Student. Athlete. Nurse.
I'm not telling you it’s going to be easy. I’m telling you it’s going to be worth it.”
Art Williams didn’t have Huntington University nursing majors participating in a sport in mind when he quoted this but it couldn’t be a better slogan for this hard-working group of student-athletes.
While plenty of colleges and universities won’t allow nursing majors to participate in intercollegiate athletics, Huntington University is a proponent of this combination. Because of the significant amount of time that upperclassmen spend in clinical settings as a requirement of the major, coordinating schedules is a challenge but the HU nursing faculty members aren’t phased.
They recognize that student-athletes make for some of the best nurses.

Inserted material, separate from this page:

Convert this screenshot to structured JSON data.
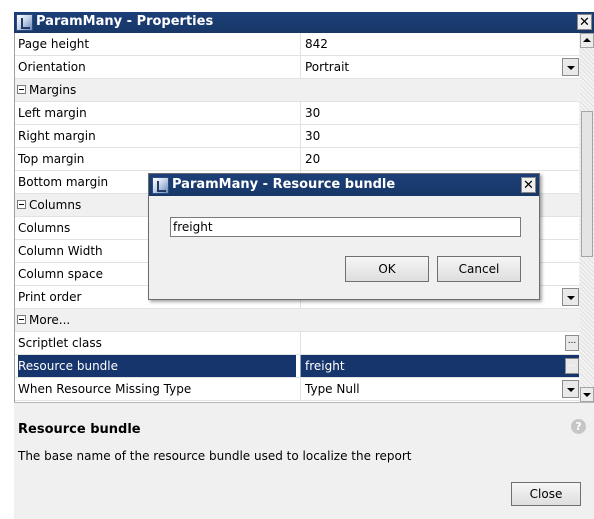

“Our student-athletes are often some of our best students,” commented HU Professor Nancy Richison. “We find they are hard-working, persistent, competitive and skillful in managing their time. Not only are these key skills for a nursing student to possess, but they are also highly sought after by employers, especially in the nursing profession.”
Starting in the fall of students’ junior year, nursing majors have clinical components associated with their classes. In addition to time in the classroom, they are also spending anywhere between 8-12 hours a week in clinicals based on the semester.
It’s like piecing together a puzzle when professors are setting up clinicals for their athletes as they also have to consider practice and game schedules when working with area hospitals and health care facilities. It takes considerably more time to make these arrangements but the payoff has been well worth the extra planning.
“We teach our students that as a nurse, they need to look at the whole person, not just their physical need,” said Richison. “There are emotional, social, relational, cultural, financial and spiritual components that impact an individual’s health beyond just the physical aspect; they need to look at the ‘big picture.’ As professors, we strive to treat our students with that same philosophy. Our students, while they need to be committed to the rigors of the nursing program, also need to engage in other activities and relationships that make them a complete, well-rounded individual. Athletics is a large part of that.”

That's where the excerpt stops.